The turning point for me was when dad was in the hospital dying, and I stayed with him in the hospital room for two nights in a row. And exhausted, I got into a car accident so bad my car had to be towed away. And there I was, 120 miles from home, the only car for my household is now UNDRIVABLE, and not one fucking person that I am related to answered their phone to render aid to me. My husband took a cab to the airport, got a rental car and drove 120 miles to come collect me. 
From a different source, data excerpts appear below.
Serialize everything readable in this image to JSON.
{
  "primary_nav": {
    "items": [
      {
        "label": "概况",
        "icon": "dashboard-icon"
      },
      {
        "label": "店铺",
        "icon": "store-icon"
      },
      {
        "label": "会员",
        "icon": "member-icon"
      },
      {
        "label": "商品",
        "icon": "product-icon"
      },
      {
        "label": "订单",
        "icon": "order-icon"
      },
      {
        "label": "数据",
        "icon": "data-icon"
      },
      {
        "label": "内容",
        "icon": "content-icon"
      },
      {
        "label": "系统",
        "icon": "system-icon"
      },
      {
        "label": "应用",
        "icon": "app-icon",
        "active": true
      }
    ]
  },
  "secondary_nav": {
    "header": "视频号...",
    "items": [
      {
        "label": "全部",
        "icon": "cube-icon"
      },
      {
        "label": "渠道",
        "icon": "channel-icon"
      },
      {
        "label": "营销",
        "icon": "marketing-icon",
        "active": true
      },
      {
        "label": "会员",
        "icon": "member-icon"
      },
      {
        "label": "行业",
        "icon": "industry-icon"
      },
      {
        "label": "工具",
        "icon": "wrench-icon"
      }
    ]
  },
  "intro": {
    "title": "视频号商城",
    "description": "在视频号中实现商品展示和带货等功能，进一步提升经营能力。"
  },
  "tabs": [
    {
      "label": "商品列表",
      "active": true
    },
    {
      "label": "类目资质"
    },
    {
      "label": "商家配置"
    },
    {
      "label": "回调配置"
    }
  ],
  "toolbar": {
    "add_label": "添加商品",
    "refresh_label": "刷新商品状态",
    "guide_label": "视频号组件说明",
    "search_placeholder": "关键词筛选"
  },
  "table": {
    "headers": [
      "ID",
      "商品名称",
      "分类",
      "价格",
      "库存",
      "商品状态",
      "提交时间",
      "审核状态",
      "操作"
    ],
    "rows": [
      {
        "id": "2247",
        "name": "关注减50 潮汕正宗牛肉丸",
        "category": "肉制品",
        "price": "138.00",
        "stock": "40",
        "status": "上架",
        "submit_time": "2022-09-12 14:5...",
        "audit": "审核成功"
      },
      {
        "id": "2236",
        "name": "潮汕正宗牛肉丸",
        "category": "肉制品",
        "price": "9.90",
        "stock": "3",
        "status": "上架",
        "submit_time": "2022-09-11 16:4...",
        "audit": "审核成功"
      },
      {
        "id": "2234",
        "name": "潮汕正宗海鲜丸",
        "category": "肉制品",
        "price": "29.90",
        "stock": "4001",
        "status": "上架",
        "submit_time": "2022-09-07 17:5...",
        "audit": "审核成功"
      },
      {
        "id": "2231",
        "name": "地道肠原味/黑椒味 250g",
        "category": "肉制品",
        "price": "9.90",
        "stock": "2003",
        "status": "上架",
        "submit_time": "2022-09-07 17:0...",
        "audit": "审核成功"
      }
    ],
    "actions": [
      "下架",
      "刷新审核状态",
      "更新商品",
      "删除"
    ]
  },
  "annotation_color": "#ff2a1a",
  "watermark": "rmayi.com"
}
This was the turning point for me, the knowledge or awareness that no matter how much energy or time or effort I give you people, it's never going to be enough to make everyone happy. I cannot make everyone happy. I cannot fix this situation. And I refuse to put myself into a situation where I might feel like it's not safe or the best thing for me to make that horrible drive as regularly as everyone would like. Again, this is not done out of malice. 

Me: I cannot be who you want or need me to be.
Mom: I just need you to be my daughter.
Me: I hope that's enough, because that's all I have to give. 
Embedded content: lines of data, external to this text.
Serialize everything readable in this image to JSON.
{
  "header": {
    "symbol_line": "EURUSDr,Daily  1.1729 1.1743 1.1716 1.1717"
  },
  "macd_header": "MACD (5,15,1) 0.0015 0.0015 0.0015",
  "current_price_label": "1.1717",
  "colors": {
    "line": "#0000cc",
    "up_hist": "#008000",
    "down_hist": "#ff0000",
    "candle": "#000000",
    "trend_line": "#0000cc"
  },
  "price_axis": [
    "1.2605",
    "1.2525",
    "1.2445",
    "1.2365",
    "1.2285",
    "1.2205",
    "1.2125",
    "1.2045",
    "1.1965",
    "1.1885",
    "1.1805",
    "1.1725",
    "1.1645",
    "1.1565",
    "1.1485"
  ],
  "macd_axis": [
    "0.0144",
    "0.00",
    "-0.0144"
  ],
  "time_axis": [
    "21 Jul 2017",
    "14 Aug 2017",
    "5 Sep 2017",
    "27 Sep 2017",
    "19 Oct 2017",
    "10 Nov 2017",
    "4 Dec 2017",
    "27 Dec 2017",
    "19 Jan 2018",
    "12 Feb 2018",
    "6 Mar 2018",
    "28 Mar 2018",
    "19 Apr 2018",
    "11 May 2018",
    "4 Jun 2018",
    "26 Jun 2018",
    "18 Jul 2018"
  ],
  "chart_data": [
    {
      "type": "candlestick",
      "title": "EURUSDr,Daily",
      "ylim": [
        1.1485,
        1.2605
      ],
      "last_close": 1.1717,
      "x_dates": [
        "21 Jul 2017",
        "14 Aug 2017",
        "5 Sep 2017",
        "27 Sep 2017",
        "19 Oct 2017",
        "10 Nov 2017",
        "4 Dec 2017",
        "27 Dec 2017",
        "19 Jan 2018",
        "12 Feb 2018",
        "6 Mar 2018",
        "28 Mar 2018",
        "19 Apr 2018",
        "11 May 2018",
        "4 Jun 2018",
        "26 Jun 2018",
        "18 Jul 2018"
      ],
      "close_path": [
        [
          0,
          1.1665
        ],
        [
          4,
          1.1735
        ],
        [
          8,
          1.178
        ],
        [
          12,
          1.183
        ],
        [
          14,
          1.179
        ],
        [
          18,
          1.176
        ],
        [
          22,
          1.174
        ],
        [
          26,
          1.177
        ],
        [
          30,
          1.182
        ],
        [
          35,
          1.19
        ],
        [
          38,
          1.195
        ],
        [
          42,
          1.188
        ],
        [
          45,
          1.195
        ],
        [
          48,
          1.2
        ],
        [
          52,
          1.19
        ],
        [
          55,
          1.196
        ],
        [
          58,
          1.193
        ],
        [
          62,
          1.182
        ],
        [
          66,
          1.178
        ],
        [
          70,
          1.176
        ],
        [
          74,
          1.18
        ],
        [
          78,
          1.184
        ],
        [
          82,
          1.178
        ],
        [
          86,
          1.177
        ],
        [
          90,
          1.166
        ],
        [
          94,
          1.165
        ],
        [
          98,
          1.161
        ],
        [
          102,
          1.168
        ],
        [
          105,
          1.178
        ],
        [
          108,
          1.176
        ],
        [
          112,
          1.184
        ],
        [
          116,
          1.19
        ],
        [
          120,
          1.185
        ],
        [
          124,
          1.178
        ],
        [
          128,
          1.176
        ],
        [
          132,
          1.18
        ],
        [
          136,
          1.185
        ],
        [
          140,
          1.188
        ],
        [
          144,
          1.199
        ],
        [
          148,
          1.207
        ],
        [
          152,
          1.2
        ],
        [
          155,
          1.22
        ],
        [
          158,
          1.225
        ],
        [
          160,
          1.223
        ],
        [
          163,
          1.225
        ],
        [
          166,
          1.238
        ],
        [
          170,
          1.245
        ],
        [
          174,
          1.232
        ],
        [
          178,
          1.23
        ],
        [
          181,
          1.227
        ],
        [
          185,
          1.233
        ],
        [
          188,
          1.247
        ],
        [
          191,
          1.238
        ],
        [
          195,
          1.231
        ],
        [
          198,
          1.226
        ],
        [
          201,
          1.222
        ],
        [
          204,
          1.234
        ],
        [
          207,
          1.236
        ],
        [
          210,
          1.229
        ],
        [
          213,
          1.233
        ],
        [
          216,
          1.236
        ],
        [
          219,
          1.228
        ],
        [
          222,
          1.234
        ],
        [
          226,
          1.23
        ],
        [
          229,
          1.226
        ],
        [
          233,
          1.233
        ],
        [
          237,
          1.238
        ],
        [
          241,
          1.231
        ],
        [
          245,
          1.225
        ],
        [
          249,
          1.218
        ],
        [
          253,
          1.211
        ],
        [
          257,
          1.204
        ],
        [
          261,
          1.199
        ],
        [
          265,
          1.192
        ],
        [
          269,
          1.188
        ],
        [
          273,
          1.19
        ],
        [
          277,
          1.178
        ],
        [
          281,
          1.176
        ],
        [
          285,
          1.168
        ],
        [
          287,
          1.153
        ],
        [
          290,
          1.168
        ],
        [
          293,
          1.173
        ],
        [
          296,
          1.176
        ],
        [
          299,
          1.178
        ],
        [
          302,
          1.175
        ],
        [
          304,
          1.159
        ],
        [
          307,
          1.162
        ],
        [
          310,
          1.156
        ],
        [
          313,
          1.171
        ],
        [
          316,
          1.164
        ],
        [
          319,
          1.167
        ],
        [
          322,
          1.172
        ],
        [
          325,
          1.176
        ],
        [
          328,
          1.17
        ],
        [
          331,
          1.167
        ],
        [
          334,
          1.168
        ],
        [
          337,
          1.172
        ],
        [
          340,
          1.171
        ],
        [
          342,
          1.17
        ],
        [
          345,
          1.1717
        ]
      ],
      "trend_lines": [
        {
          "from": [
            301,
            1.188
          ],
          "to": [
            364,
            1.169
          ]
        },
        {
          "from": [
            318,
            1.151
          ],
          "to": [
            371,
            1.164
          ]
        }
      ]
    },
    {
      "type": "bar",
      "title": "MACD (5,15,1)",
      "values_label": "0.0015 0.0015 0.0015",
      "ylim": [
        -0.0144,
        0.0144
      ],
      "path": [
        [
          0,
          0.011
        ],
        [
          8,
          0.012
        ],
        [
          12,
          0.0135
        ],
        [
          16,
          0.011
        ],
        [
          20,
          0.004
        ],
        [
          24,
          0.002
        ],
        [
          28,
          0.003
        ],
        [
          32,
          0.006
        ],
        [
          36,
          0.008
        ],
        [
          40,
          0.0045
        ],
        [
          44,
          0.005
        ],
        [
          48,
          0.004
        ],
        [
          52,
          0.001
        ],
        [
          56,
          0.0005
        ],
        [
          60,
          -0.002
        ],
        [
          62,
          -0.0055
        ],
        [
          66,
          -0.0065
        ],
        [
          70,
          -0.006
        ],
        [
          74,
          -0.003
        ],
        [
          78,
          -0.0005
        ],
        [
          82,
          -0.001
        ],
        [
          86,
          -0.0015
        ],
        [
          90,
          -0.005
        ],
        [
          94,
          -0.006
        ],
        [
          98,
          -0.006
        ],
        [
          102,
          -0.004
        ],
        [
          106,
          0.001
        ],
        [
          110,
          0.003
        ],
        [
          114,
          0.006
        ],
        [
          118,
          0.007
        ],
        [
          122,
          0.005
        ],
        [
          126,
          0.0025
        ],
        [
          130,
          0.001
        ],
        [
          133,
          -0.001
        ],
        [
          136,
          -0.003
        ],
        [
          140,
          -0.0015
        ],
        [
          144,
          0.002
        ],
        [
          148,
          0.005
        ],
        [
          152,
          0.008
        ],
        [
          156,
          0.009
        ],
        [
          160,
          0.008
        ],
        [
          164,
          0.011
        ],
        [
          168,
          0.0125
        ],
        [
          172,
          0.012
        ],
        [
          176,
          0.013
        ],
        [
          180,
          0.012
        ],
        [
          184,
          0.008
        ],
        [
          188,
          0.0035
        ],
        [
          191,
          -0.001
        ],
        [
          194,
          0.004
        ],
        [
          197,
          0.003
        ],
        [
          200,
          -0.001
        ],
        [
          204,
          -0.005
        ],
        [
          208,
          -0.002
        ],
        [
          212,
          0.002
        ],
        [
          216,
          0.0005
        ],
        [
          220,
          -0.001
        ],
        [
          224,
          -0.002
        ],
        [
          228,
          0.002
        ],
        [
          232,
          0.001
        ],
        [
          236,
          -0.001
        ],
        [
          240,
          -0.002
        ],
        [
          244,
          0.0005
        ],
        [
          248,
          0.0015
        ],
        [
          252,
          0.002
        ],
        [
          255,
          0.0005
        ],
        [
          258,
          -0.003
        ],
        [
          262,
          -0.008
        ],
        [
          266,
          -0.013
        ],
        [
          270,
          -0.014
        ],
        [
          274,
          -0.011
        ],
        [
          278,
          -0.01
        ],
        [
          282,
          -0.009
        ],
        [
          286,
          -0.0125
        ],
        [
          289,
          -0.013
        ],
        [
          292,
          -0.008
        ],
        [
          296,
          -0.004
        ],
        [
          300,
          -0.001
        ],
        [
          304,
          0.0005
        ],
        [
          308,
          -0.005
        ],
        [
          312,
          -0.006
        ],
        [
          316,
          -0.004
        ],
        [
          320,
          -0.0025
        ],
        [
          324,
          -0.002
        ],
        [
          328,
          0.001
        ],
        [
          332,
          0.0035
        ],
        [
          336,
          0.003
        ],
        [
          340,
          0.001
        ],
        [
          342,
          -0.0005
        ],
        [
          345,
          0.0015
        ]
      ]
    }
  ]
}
Furiously I inventoried the ways my sister has excluded me, yet thinks she holds the exclusive right to be disappointed or angry about the situation. Pretty much the majority of this was screamed at the top of my lungs:

1. I am my niece's God mother. Yet, when the time came for my niece's first communion, I was not notified in advance of it, so I might be there. Yet, I was told about it after the fact.
2. My sister drives through my area for business, yet does not stop for coffee.
3. I'm tired of the passive aggressive cards she sends. My birthday card was signed by my niece "Love, The BLAHBLAHS (surname redacted); or this XMas photo card of my niece posing in front of the Time Life Building, a scant half hour from my home.
3a. My sister regularly goes to NYC for fun stuff w/my niece, yet never gives me a heads up so that perhaps I could meet her for lunch or tea or face time. I am not a priority to her. 
4. Parties are always held on Sundays, not on Saturdays. If parties are on Saturdays I can come for the party, sleep over, head home DURING DAYLIGHT and hopefully not in pain. But no, for whatever reason parties are held on Sundays. Again, I'm not a priority.
5. My sister no longer replies to texts, emails, or telephone calls, so I no longer try to insert myself in a place where I'm obviously not wanted.
5a. This also extends to my niece who is going to be 12 next month. Who has an email acct of her own, who also, does not reply to my emails. So again, why should I bother? Yet, I am the horrible person.

Bottom line is, I have a job, a husband, a household, and I've also got HEALTH ISSUES which are making it a challenge for me to find the time to DO ANYTHING at all, much less come to Jersey. And whatever time or energy I have, it's going to be devoted to my husband. He is my life. He is my family.  Why is it okay for my sister to focus on her job, husband, child, and her JOY, yet I am expected to give what little time I have, to the potential for me to possibly get killed in a car accident? Will that make people happy? I refuse to put myself in that situation.

So about that frothy rage? Yeah. I worked myself up into such a state, I had a full on anxiety attack, which only abated after drinking booze.

Lesson learned this trip:
1. Perhaps I should call my mother more regularly.